После развода Тасе не везло в личной жизни - ещё и из-за ее крутого нрава и профессии, которая наложила отпечаток на ее поведение. Если у неё и завязывались отношения с мужчинами, то очень скоро рушились. И Ника давно уже не слышала от подруги о том, что ей кто-то по-настоящему понравился.

- Хотя, конечно этот Ольминский, - скривилась Тася, - грешно сейчас так говорить, но мне его ни вот настолечки не жалко. Вот его жён я жалела, и Елену, и Агнешку. А его - нет. А ты?

"А мне ещё жалко Витину сестру и ее отца, - подумала Ника, - и я понимаю Тасю. Мне тоже очень не хочется, чтобы убийцей оказался кто-то из наших друзей. А если бы вышло так, что бы я делала? Как бы поступила: по закону сообщила бы следователю о преступнике? Или прикрыла бы друга?"

Они вошли в увитую диким виноградом калитку и оказались в самом обычном дворе одноэтажного дома - белёного, с коричневой крышей и резными ставнями. На стене у крыльца был укреплён корабельный штурвал. Во дворе - клумбы, грядки, беседка, крытый навесом стол и качели, тоже под козырьком. Все они были отгорожены канатиками - значит, это была личная мебель писателя.

Ника впервые была в доме Мещерского, книги которого очень любили родители. А они с сестрой в детстве зачитывались сказками Мещерского и даже ставили его пьесу о волшебном колечке в школьном театре...

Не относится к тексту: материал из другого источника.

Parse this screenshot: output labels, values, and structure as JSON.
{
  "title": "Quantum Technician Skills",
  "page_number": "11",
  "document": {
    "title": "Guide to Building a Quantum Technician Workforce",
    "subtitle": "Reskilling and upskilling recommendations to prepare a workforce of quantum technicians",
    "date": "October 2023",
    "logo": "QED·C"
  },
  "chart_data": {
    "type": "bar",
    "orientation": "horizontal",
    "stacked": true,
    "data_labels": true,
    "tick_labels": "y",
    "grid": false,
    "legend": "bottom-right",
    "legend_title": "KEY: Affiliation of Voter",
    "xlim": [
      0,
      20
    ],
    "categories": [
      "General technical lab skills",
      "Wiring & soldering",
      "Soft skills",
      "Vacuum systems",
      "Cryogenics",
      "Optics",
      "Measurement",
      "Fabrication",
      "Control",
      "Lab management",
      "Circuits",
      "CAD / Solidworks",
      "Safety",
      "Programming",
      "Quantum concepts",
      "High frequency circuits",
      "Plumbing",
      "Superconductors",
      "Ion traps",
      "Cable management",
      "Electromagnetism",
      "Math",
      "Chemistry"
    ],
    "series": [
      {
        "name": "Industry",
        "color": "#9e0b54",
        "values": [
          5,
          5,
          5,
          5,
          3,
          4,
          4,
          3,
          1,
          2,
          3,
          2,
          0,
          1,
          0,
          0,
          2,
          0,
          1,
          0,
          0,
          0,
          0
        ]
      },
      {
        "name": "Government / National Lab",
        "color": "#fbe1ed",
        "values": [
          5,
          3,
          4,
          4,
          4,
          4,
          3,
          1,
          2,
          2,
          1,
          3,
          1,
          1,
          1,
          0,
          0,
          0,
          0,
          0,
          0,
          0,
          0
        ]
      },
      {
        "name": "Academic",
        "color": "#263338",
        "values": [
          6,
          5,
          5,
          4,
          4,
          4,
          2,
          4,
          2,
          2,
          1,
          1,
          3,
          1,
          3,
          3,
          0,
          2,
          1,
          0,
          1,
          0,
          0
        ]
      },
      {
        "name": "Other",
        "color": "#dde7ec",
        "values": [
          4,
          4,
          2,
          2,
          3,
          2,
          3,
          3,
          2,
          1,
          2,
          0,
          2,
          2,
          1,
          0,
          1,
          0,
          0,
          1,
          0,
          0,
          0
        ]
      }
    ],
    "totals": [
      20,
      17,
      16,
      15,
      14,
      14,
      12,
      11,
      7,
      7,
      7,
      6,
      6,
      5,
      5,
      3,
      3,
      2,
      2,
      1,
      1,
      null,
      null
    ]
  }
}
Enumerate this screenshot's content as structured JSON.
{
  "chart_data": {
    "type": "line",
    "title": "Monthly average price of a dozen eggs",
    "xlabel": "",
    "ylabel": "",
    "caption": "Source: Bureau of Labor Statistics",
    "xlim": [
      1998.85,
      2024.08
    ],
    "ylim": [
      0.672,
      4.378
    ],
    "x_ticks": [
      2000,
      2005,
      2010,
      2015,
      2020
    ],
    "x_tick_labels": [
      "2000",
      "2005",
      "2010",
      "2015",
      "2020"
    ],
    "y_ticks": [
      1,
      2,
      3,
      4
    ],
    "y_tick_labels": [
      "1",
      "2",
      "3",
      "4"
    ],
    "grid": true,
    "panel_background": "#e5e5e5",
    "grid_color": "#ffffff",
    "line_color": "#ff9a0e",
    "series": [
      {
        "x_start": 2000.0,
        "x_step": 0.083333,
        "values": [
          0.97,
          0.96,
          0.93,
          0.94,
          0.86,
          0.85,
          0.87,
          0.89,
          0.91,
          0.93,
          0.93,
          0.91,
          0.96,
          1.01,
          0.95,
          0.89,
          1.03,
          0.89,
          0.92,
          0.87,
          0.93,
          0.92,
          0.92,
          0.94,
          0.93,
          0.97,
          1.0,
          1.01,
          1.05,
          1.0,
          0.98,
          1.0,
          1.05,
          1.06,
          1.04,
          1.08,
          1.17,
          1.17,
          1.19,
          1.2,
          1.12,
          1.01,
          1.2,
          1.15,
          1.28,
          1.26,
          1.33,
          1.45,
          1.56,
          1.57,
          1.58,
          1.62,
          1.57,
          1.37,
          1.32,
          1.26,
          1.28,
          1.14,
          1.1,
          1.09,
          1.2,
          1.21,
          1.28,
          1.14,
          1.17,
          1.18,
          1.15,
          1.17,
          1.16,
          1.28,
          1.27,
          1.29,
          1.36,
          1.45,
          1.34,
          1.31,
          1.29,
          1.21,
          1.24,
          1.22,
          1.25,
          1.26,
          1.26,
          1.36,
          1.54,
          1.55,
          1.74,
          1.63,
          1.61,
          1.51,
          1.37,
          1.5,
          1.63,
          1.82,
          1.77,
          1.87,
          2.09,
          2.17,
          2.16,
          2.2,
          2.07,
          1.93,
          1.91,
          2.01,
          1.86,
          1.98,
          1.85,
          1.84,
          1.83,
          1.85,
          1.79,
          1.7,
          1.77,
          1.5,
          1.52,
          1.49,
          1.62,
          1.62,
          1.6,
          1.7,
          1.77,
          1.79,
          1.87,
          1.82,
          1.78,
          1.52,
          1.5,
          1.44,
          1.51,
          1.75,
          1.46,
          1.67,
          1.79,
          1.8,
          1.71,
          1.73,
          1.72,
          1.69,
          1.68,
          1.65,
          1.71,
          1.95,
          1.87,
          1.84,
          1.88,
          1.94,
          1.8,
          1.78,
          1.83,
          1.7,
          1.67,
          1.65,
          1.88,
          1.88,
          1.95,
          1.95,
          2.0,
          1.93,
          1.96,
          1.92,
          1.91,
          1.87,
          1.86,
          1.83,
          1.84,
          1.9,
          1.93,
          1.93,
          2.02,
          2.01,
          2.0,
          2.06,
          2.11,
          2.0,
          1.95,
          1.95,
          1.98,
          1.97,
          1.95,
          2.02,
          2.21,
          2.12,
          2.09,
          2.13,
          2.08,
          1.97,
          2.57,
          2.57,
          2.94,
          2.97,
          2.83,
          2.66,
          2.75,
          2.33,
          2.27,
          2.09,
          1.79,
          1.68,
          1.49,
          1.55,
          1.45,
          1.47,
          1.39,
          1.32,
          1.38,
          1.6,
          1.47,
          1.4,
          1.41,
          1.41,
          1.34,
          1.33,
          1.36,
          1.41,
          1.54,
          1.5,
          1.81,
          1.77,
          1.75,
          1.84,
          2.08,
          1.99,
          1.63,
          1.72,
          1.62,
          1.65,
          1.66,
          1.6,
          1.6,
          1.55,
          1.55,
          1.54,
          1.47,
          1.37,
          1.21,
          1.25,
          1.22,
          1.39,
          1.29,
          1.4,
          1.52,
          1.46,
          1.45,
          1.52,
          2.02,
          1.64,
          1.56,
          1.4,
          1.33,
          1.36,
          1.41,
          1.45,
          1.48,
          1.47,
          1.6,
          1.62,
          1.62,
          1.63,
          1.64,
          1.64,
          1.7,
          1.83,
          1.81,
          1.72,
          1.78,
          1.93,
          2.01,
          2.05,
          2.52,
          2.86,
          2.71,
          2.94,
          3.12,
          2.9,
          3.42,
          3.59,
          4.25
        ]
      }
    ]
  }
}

В домике полностью сохранилась обстановка тех лет, как будто хозяева всего лишь ненадолго отлучились. Даже в камине аккуратной горкой сложены дрова, а на столе - стопка бумаги и чернильный прибор. У кровати на столике лежит книга с закладкой посередине. "Как скромно жил великий человек, - думала Ника, обходя небольшой, но опрятный и уютный домик, - а ведь им зачитывались даже за рубежом и до сих пор есть поклонники, целые сообщества. А сейчас на первом месте не столько талант, сколько умение перещеголять других, у кого понты круче. Вот бы им получиться у Мещерского: он не гнался за статусными аксессуарами, брендовой одеждой, не работал скандалмейкером, не материл и не бил обслуживающий персонал в ресторанах или гостиницах, не покупал своим собачкам ошейники с бриллиантами и импортные деликатесы по безумной цене, а след в мировой культуре оставил, да какой! А долго ли будут помнить многих теперешних фанфаронов, которые ради пиара и лайков из штанов выскакивают? И много ли чести, если запомнят не достижения человека, а только стоимость его костюмов, скандалы и шлейку для любимой собаки стоимостью в чью-то годовую зарплату?"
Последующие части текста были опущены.